The technical specification can be found here
- Node v10+
- Pipenv
The fork adds the following features
- Enables CORs support, so my browser can talk to the nodes
- Makes the expiration date on grants actually work
- Allows Bob to retrieve multiple times
git clone https://github.com/drdgvhbh/nucypher.git
cd nucypher
pipenv install
pipenv shell
pipenv run install-solc
pip3 install .
Start the Ursula Node.
nucypher ursula run --federated-only --dev
git clone https://github.com/drdgvhbh/nucypher-hackathon.git
cd nucypher-hackathon
This server is basically the stun/turn/signalling server for Web RTC. You can read more about it here.
cd server
npm install
npm run build
npm run host
We'll need an https
address to use this application. Go ahead and install Ngrok so you can expose your local server as https.
Once installed run
ngrok http 6666
Copy the https url created by ngrok. For example https://28749c87.ngrok.io
.
This assumes you have returned to the root of the nucypher-hackathon
project
cd client
cp .env.example .env
Paste the url created by ngrok in the field called REACT_APP_PEER_SERVER_HOST
. You can leave the rest of the parameters as default.
npm run start
npm run build
serve -s build
Navigate to http://localhost:3000 or http://localhost:5000 in production mode.

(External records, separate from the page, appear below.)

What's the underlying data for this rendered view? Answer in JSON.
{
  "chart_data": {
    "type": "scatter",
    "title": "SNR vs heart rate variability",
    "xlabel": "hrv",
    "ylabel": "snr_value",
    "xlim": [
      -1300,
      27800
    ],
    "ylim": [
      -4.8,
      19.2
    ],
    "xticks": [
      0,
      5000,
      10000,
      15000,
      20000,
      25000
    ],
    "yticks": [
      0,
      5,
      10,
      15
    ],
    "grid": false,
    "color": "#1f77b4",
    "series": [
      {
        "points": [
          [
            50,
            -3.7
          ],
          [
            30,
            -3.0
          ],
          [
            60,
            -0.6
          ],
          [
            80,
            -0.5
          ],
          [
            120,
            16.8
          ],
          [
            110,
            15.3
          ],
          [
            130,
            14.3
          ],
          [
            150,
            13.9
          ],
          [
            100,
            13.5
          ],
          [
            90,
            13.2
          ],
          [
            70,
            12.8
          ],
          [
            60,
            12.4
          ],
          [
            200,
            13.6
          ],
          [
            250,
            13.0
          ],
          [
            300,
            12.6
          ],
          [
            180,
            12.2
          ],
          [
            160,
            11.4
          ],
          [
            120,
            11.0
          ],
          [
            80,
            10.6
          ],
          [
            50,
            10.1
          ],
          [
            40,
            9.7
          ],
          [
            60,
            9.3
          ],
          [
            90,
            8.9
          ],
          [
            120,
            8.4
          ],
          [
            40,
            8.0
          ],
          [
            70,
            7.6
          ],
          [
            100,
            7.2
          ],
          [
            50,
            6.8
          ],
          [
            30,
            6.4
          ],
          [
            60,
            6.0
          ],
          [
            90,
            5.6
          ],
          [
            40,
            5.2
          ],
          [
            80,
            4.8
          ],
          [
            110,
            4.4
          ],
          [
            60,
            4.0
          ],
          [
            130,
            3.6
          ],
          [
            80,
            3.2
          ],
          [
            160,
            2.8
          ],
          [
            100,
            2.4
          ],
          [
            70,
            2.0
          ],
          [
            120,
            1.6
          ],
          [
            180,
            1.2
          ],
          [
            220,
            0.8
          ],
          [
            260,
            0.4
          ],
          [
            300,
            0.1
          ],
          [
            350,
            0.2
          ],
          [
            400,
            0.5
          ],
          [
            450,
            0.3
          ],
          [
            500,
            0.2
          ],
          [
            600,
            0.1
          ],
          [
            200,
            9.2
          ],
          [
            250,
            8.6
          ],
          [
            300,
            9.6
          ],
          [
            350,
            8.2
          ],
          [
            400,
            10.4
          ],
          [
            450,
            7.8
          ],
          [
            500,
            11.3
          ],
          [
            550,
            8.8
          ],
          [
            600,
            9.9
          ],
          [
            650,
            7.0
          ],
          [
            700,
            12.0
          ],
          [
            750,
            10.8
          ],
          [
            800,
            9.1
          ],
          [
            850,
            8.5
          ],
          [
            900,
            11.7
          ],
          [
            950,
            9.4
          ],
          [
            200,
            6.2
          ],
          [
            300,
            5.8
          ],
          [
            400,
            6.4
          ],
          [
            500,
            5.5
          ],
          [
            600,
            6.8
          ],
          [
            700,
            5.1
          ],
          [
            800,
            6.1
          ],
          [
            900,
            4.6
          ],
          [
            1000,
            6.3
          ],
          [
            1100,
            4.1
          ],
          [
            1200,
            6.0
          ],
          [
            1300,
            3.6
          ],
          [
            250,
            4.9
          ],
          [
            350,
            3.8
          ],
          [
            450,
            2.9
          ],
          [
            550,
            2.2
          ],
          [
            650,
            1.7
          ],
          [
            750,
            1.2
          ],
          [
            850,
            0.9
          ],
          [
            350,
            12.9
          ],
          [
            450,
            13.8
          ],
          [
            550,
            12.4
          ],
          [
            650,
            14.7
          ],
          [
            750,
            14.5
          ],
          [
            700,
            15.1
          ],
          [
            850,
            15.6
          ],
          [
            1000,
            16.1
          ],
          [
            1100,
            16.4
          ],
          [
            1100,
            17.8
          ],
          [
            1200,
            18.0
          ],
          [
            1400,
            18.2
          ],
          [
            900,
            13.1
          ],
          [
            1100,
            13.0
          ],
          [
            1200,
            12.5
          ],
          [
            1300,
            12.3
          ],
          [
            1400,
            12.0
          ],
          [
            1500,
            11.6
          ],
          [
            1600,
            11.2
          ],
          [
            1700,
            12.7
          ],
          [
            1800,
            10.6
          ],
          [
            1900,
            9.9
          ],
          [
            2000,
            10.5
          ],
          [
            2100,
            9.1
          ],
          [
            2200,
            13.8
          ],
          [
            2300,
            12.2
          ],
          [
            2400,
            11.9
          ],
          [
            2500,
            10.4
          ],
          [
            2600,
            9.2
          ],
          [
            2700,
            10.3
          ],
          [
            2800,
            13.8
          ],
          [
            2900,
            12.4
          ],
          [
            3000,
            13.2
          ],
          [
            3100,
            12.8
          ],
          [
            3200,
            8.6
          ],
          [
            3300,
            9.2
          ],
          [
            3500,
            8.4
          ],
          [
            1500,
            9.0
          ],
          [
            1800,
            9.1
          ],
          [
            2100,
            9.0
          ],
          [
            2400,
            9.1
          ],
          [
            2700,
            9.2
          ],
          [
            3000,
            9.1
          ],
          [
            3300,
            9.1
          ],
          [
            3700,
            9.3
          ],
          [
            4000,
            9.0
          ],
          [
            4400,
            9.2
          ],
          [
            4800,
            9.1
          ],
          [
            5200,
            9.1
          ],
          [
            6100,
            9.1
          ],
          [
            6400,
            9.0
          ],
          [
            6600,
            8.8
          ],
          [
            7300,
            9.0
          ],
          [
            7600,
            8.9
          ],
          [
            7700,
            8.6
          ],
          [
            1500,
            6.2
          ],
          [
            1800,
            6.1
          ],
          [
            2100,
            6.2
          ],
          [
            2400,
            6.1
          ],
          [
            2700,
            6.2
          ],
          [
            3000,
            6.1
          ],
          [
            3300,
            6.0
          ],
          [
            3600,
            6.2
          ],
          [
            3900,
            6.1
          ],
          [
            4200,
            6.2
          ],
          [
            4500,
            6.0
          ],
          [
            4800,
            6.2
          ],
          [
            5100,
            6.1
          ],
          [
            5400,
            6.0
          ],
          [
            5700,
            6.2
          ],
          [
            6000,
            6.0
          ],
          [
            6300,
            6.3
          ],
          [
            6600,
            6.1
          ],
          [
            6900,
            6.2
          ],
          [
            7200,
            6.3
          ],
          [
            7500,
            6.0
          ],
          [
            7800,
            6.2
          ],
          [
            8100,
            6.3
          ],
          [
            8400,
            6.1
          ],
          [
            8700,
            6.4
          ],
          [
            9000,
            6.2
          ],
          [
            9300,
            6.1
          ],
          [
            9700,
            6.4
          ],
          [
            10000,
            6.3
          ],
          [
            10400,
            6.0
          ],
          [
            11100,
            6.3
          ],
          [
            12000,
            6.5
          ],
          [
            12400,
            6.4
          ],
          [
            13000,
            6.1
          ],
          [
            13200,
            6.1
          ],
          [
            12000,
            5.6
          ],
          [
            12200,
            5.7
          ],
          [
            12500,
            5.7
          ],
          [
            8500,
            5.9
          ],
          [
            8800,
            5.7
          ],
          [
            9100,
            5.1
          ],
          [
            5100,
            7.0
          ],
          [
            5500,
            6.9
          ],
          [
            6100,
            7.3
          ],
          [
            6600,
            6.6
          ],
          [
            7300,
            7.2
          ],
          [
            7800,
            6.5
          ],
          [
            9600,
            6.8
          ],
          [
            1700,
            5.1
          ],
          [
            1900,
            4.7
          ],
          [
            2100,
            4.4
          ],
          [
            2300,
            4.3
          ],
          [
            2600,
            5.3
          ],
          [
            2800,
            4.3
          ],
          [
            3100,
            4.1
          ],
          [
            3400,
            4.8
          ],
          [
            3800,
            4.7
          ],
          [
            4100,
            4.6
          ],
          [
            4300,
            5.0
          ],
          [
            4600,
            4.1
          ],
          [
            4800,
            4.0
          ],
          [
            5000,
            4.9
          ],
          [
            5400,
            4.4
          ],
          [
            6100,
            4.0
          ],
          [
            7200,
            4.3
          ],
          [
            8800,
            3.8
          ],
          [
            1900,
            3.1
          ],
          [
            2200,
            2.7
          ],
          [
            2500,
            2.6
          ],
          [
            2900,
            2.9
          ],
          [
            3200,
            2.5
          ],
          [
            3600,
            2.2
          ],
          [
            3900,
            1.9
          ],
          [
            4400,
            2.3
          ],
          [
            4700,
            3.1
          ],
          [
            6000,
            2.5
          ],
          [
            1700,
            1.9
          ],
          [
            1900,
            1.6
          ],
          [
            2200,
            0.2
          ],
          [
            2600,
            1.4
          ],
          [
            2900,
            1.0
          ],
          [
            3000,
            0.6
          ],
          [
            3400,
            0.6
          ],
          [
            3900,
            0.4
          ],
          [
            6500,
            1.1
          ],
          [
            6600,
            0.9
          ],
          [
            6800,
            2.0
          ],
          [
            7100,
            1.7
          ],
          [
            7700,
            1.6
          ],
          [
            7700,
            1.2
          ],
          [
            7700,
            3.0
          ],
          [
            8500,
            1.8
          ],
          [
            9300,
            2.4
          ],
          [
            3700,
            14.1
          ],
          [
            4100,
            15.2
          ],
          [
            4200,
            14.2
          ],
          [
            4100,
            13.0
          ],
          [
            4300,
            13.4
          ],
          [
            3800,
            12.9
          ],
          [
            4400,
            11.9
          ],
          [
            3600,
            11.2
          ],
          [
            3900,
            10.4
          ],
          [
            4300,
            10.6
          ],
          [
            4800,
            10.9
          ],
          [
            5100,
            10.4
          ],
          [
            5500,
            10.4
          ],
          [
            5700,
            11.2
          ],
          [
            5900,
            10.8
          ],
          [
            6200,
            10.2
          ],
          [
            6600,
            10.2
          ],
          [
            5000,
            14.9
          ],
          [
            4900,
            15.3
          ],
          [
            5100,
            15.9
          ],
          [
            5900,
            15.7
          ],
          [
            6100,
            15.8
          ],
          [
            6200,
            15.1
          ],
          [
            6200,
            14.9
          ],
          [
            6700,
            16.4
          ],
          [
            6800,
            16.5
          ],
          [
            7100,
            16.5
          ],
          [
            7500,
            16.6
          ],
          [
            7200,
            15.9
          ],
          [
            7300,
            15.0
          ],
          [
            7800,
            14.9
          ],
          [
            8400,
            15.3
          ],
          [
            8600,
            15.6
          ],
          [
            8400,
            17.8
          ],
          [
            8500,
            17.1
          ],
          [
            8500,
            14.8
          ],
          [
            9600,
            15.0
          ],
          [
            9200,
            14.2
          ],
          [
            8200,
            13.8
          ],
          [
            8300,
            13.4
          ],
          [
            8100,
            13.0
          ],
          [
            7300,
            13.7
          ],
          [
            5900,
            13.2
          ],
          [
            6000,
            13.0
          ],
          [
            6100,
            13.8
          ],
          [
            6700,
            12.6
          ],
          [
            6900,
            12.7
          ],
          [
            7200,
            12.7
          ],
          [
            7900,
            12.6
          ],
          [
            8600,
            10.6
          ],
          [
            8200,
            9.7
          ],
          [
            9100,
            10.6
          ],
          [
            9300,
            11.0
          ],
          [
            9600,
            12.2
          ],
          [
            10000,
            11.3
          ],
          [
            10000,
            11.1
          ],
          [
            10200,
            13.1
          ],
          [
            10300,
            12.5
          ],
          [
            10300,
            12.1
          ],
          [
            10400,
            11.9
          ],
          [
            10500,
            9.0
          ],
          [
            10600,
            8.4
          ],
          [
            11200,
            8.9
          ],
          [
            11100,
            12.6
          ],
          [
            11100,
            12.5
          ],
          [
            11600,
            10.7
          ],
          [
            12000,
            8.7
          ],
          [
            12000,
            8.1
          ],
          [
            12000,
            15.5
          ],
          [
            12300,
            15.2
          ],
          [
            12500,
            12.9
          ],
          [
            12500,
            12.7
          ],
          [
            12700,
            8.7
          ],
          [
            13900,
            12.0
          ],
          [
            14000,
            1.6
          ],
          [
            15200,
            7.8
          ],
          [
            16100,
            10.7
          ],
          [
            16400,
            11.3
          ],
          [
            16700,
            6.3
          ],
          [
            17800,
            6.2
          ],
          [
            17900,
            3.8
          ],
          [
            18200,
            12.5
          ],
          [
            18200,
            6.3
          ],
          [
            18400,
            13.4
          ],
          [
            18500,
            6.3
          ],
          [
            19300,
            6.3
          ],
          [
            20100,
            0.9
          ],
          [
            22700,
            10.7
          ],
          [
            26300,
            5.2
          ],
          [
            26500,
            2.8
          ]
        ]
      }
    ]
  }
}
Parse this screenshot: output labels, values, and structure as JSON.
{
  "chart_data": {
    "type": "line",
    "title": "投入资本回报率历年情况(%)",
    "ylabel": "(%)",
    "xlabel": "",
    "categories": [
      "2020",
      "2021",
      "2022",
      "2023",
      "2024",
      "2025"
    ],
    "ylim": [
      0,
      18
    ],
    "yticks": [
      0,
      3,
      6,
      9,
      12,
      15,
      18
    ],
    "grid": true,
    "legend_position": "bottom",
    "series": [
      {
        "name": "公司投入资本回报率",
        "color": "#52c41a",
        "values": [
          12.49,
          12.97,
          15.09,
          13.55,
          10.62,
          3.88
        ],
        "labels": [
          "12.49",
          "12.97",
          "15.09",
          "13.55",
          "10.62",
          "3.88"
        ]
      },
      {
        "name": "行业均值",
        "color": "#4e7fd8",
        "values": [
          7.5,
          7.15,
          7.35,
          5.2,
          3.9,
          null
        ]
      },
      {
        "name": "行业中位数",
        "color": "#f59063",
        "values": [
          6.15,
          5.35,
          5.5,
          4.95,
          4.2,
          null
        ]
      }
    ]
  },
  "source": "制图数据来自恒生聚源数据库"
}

You should now have the peer server, web client, and nucypher Ursula node running.
You'll now get to choose to be Alice or Bob. For the purposes of peer to peer communicate. Simply open another tab and choose the other respective character. From the browser's point of view, both your tabs will be considered peers, even though you're on the same computer of course.